The Sarbanes –Oxley Act is designed to annually asses and report on effectiveness of internal control over financial reporting and also to protect the investor’s interest. With the pass of this legislation in 2002, there have been tight internal controls and measures in place to end the high accounting scandals which dominated the US airways in the 90s. This report has opened a new direction as SOX has forced organisations to act now or face major penalties. At the strategic level, managers cannot just sign documents they need to be aware of what they are signing and have a transparent view of their financial statements. SOX compliance requires strong and secure corporate information system to avoid material weakness and set a benchmark for other management levels ranging from tactical to strategic level to adhere for better internal control purpose. I also believe SOX in a City of London is will have a greater impact as London is known for financial services it provides to the banks and other investments and with large among of transaction being conducted in the capital, a transparent statements should be as accurate as possible. In the above report, it is stated that the Big Four firms lost six hundred and nine clients, while only taking on two hundred and one for that year. 40% of these departures were because the firms had resigned due to the over burdensome workload of SOX provisions.

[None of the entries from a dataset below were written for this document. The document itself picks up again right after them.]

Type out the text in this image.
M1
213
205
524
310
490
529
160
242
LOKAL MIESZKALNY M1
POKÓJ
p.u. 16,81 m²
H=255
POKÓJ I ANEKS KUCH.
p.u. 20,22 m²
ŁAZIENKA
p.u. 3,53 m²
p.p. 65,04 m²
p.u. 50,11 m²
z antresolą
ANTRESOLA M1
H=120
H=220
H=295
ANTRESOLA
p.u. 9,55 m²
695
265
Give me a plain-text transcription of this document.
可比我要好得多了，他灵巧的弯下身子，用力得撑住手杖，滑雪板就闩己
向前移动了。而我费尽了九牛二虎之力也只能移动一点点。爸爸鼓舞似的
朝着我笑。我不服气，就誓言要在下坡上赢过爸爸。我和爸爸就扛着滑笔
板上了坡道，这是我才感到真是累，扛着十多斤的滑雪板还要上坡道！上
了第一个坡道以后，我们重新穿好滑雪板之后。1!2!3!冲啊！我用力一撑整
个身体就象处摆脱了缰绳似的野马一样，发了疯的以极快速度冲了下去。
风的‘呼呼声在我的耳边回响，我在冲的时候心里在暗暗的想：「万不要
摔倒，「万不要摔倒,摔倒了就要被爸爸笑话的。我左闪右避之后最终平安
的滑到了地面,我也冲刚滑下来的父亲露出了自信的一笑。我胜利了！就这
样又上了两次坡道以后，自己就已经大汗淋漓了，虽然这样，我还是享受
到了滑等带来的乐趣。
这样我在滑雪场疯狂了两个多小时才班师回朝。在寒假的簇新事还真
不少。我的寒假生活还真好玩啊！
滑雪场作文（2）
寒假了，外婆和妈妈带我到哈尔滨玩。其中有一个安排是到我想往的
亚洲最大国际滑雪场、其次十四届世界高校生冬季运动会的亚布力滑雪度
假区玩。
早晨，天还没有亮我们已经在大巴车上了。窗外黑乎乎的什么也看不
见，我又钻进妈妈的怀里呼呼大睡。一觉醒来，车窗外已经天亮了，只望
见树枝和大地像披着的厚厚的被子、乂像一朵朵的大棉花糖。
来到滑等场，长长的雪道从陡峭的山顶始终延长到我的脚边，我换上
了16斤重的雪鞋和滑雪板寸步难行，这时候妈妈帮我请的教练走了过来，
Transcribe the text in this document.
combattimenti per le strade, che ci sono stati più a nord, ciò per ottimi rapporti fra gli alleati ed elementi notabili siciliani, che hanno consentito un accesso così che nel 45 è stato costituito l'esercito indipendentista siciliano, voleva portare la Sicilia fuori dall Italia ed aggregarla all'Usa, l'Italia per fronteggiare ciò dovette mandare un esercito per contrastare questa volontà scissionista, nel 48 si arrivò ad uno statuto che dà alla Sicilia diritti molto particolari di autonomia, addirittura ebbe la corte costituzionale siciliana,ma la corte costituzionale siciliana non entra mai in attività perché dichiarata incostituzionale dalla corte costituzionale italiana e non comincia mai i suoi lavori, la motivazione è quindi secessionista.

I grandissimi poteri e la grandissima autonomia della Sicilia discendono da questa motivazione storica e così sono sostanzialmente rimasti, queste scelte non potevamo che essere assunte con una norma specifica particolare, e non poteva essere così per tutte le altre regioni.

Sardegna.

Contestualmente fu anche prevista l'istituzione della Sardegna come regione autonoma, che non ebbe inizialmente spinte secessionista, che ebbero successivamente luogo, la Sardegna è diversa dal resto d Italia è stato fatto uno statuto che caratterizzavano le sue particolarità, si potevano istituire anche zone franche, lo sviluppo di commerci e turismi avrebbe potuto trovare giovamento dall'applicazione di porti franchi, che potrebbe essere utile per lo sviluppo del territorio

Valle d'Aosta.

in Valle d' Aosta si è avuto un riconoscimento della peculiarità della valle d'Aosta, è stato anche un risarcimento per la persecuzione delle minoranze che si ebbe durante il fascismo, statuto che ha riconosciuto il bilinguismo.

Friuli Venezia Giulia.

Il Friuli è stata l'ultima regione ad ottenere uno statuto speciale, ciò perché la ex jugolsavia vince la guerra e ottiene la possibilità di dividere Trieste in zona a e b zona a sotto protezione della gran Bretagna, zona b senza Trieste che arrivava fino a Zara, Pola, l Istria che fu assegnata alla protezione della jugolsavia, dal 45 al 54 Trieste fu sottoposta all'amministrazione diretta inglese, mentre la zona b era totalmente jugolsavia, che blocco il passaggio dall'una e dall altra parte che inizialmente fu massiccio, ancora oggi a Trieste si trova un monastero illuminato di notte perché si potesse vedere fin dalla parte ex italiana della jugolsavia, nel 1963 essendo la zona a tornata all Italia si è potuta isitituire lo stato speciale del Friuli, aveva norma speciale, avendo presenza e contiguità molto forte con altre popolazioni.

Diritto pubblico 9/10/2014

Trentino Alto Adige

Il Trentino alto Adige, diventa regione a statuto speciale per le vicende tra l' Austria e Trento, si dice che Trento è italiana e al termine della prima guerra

When SOX implementation is successful, it has a good strategic impact on the organisation but when it fails, the end result can result in a financial fiasco for a firm. This study has helped me understand the importance of SOX legislation. From this review, it is very necessary for top managers to deliver as there is considerable compliancy among UK businesses about SOX (Coleman, 2005).
Good internal control requires both financial resources and company time, and may not be a priority for firms that are concerned about simply staying in business (McVay and Ge, 2005). An effective Internal Control system must exist in all organisations help minimize risk and although a number of frameworks where introduced, this was not sufficient to prevent the financial scandals which took place. In addition, the cost implications for SOX are an additional obligation to any organisation. The cost to hire external auditors and taking time off work can be very crucial and can result in loss of private assets as more time will be spend checking the extent of the documents. In the long term, SOX compliance may result in better organised organisation structure and to provide better stability for the organisation.